Hadoop I/O

Corruption

With large data, corruption is guaranteed to happen, hadoop uses CRC-32 checksums to detect this. Datanodes and clients verify all the data they receive with checksums. We also have a DataBlockScanner which unsurprisingly scans data blocks for bit corruption. When clients notice corruption, it snitches to the namenode and the namenode schedules a new block replica.

Compression

Just a tradeoff decision between compression speed and size. Also should consider if the compression format is splittable. Splittable means that you can seek to any point and start reading. Important for MapReduce!

You’ll need to download these compression codec libaries.

  • e.g org.apache.hadoop.io,compress.DefaultCodec

Serialisation

Data into byte streams. Hadoop uses Writable its own serialisation format. Usually MapReduce programs will use Writable key and value types.

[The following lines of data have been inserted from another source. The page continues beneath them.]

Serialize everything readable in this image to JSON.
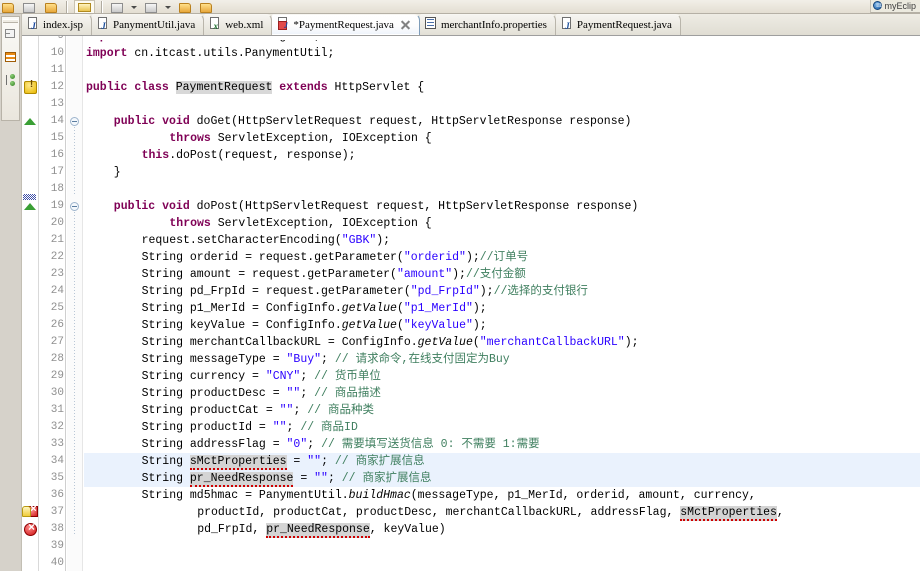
{
  "window": {
    "brand": "myEclip",
    "brand_icon": "myeclipse-globe-icon"
  },
  "toolbar": {
    "icons": [
      {
        "name": "open-folder-icon",
        "kind": "folder"
      },
      {
        "name": "new-wizard-icon",
        "kind": "gray"
      },
      {
        "name": "save-icon",
        "kind": "folder"
      },
      {
        "name": "edit-pencil-icon",
        "kind": "pencil"
      },
      {
        "name": "deploy-icon",
        "kind": "gray"
      },
      {
        "name": "server-icon",
        "kind": "gray"
      },
      {
        "name": "back-icon",
        "kind": "folder"
      },
      {
        "name": "forward-icon",
        "kind": "folder"
      }
    ]
  },
  "fastview": {
    "items": [
      {
        "name": "outline-view-icon",
        "kind": "outline"
      },
      {
        "name": "database-explorer-icon",
        "kind": "grid"
      },
      {
        "name": "package-explorer-icon",
        "kind": "tree"
      }
    ]
  },
  "tabs": [
    {
      "label": "index.jsp",
      "icon": "jsp-file-icon",
      "icon_kind": "jsp",
      "active": false,
      "dirty": false,
      "closable": false
    },
    {
      "label": "PanymentUtil.java",
      "icon": "java-file-icon",
      "icon_kind": "java",
      "active": false,
      "dirty": false,
      "closable": false
    },
    {
      "label": "web.xml",
      "icon": "xml-file-icon",
      "icon_kind": "xml",
      "active": false,
      "dirty": false,
      "closable": false
    },
    {
      "label": "*PaymentRequest.java",
      "icon": "java-file-dirty-icon",
      "icon_kind": "java-dirty",
      "active": true,
      "dirty": true,
      "closable": true
    },
    {
      "label": "merchantInfo.properties",
      "icon": "properties-file-icon",
      "icon_kind": "props",
      "active": false,
      "dirty": false,
      "closable": false
    },
    {
      "label": "PaymentRequest.java",
      "icon": "java-file-icon",
      "icon_kind": "java",
      "active": false,
      "dirty": false,
      "closable": false
    }
  ],
  "editor": {
    "first_line": 9,
    "last_line": 40,
    "highlighted_lines": [
      34,
      35
    ],
    "markers": [
      {
        "line": 12,
        "kind": "warning",
        "name": "warning-marker-icon"
      },
      {
        "line": 37,
        "kind": "error-quickfix",
        "name": "error-quickfix-marker-icon"
      },
      {
        "line": 38,
        "kind": "error",
        "name": "error-marker-icon"
      }
    ],
    "fold_markers": [
      14,
      19
    ],
    "override_markers": [
      14,
      19
    ],
    "lines": [
      {
        "n": 9,
        "indent": 0,
        "text": "import cn.itcast.utils.ConfigInfo;"
      },
      {
        "n": 10,
        "indent": 0,
        "text": "import cn.itcast.utils.PanymentUtil;"
      },
      {
        "n": 11,
        "indent": 0,
        "text": ""
      },
      {
        "n": 12,
        "indent": 0,
        "text": "public class PaymentRequest extends HttpServlet {"
      },
      {
        "n": 13,
        "indent": 0,
        "text": ""
      },
      {
        "n": 14,
        "indent": 1,
        "text": "public void doGet(HttpServletRequest request, HttpServletResponse response)"
      },
      {
        "n": 15,
        "indent": 3,
        "text": "throws ServletException, IOException {"
      },
      {
        "n": 16,
        "indent": 2,
        "text": "this.doPost(request, response);"
      },
      {
        "n": 17,
        "indent": 1,
        "text": "}"
      },
      {
        "n": 18,
        "indent": 0,
        "text": ""
      },
      {
        "n": 19,
        "indent": 1,
        "text": "public void doPost(HttpServletRequest request, HttpServletResponse response)"
      },
      {
        "n": 20,
        "indent": 3,
        "text": "throws ServletException, IOException {"
      },
      {
        "n": 21,
        "indent": 2,
        "text": "request.setCharacterEncoding(\"GBK\");"
      },
      {
        "n": 22,
        "indent": 2,
        "text": "String orderid = request.getParameter(\"orderid\");//订单号"
      },
      {
        "n": 23,
        "indent": 2,
        "text": "String amount = request.getParameter(\"amount\");//支付金额"
      },
      {
        "n": 24,
        "indent": 2,
        "text": "String pd_FrpId = request.getParameter(\"pd_FrpId\");//选择的支付银行"
      },
      {
        "n": 25,
        "indent": 2,
        "text": "String p1_MerId = ConfigInfo.getValue(\"p1_MerId\");"
      },
      {
        "n": 26,
        "indent": 2,
        "text": "String keyValue = ConfigInfo.getValue(\"keyValue\");"
      },
      {
        "n": 27,
        "indent": 2,
        "text": "String merchantCallbackURL = ConfigInfo.getValue(\"merchantCallbackURL\");"
      },
      {
        "n": 28,
        "indent": 2,
        "text": "String messageType = \"Buy\"; // 请求命令,在线支付固定为Buy"
      },
      {
        "n": 29,
        "indent": 2,
        "text": "String currency = \"CNY\"; // 货币单位"
      },
      {
        "n": 30,
        "indent": 2,
        "text": "String productDesc = \"\"; // 商品描述"
      },
      {
        "n": 31,
        "indent": 2,
        "text": "String productCat = \"\"; // 商品种类"
      },
      {
        "n": 32,
        "indent": 2,
        "text": "String productId = \"\"; // 商品ID"
      },
      {
        "n": 33,
        "indent": 2,
        "text": "String addressFlag = \"0\"; // 需要填写送货信息 0: 不需要 1:需要"
      },
      {
        "n": 34,
        "indent": 2,
        "text": "String sMctProperties = \"\"; // 商家扩展信息"
      },
      {
        "n": 35,
        "indent": 2,
        "text": "String pr_NeedResponse = \"\"; // 商家扩展信息"
      },
      {
        "n": 36,
        "indent": 2,
        "text": "String md5hmac = PanymentUtil.buildHmac(messageType, p1_MerId, orderid, amount, currency,"
      },
      {
        "n": 37,
        "indent": 4,
        "text": "productId, productCat, productDesc, merchantCallbackURL, addressFlag, sMctProperties,"
      },
      {
        "n": 38,
        "indent": 4,
        "text": "pd_FrpId, pr_NeedResponse, keyValue)"
      },
      {
        "n": 39,
        "indent": 0,
        "text": ""
      },
      {
        "n": 40,
        "indent": 0,
        "text": ""
      }
    ],
    "colors": {
      "keyword": "#7f0055",
      "string": "#2a00ff",
      "comment": "#3f7f5f",
      "field": "#0000c0",
      "error_underline": "#cf0000",
      "line_highlight": "#eaf2fd",
      "occurrence_highlight": "#d4d4d4"
    }
  }
}
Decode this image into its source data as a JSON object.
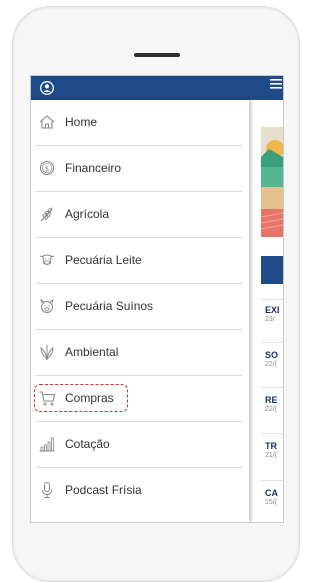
{
  "menu": {
    "items": [
      {
        "label": "Home",
        "icon": "home-icon"
      },
      {
        "label": "Financeiro",
        "icon": "dollar-coin-icon"
      },
      {
        "label": "Agrícola",
        "icon": "wheat-icon"
      },
      {
        "label": "Pecuária Leite",
        "icon": "cow-icon"
      },
      {
        "label": "Pecuária Suínos",
        "icon": "pig-icon"
      },
      {
        "label": "Ambiental",
        "icon": "leaves-icon"
      },
      {
        "label": "Compras",
        "icon": "shopping-cart-icon"
      },
      {
        "label": "Cotação",
        "icon": "bar-chart-icon"
      },
      {
        "label": "Podcast Frísia",
        "icon": "microphone-icon"
      }
    ]
  },
  "news": [
    {
      "title": "EXI",
      "date": "23/"
    },
    {
      "title": "SO",
      "date": "22/("
    },
    {
      "title": "RE",
      "date": "22/("
    },
    {
      "title": "TR",
      "date": "21/("
    },
    {
      "title": "CA",
      "date": "15/("
    }
  ],
  "colors": {
    "header": "#1e4a8a",
    "highlight": "#d62b2b",
    "news_title": "#1c2f6b"
  }
}
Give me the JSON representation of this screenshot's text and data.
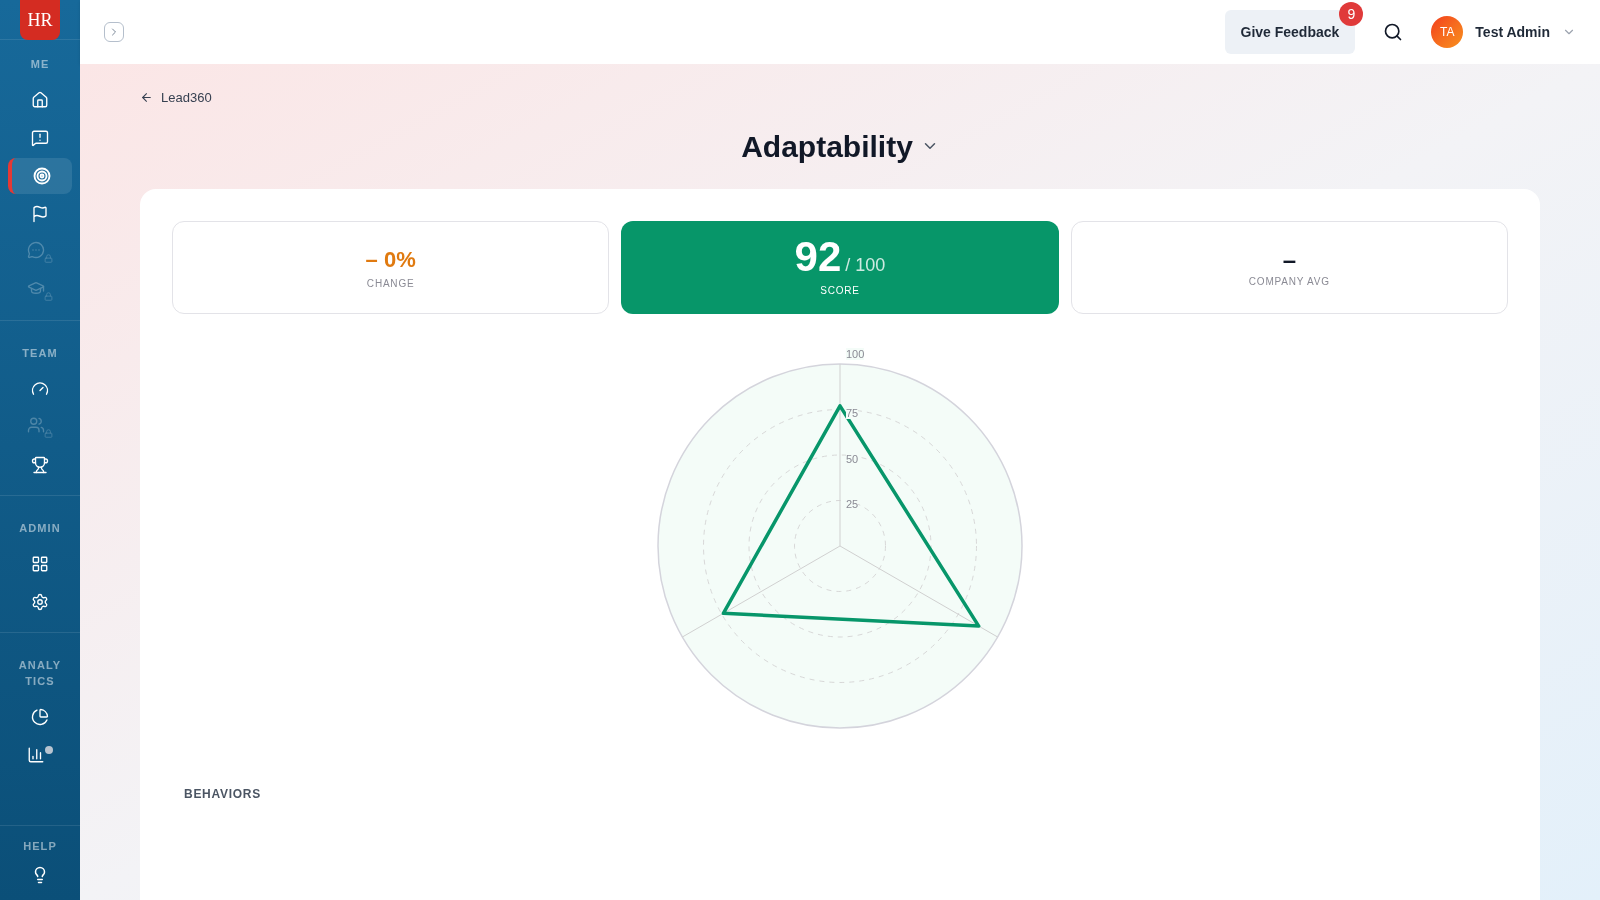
{
  "sidebar": {
    "logo": "HR",
    "sections": [
      {
        "label": "ME",
        "items": [
          {
            "selected": false,
            "disabled": false
          },
          {
            "selected": false,
            "disabled": false
          },
          {
            "selected": true,
            "disabled": false
          },
          {
            "selected": false,
            "disabled": false
          },
          {
            "selected": false,
            "disabled": true
          },
          {
            "selected": false,
            "disabled": true
          }
        ]
      },
      {
        "label": "TEAM",
        "items": [
          {
            "selected": false,
            "disabled": false
          },
          {
            "selected": false,
            "disabled": true
          },
          {
            "selected": false,
            "disabled": false
          }
        ]
      },
      {
        "label": "ADMIN",
        "items": [
          {
            "selected": false,
            "disabled": false
          },
          {
            "selected": false,
            "disabled": false
          }
        ]
      },
      {
        "label": "ANALYTICS",
        "items": [
          {
            "selected": false,
            "disabled": false
          },
          {
            "selected": false,
            "disabled": false
          }
        ]
      }
    ],
    "help": {
      "label": "HELP"
    }
  },
  "topbar": {
    "feedback_button": "Give Feedback",
    "feedback_count": "9",
    "user": {
      "initials": "TA",
      "name": "Test Admin"
    }
  },
  "breadcrumb": "Lead360",
  "title": "Adaptability",
  "stats": {
    "change": {
      "value": "– 0%",
      "label": "CHANGE"
    },
    "score": {
      "value": "92",
      "total": "/ 100",
      "label": "SCORE"
    },
    "company_avg": {
      "value": "–",
      "label": "COMPANY AVG"
    }
  },
  "radar": {
    "kind": "picture",
    "tick_labels": [
      "100",
      "75",
      "50",
      "25"
    ]
  },
  "behaviors_label": "BEHAVIORS"
}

File based data structures

Writing each file is a pain, so Hadoop has some convenience containers. SequenceFile, MapFile, SetFile, ArrayFile, BloomMapFile

easy way to see compressed, sequence files, avro etc in hadoop
hadoop fs -text file | head

Row oriented files Just each row pretty much appended together. A1,A2,B1,B2. SequenceFile, MapFile, Avro are all row oriented.

Column oriented files Chunks of each column appended together. A1,B1,A2,B2. RCFile, ORCFile, Parquet are all column oriented.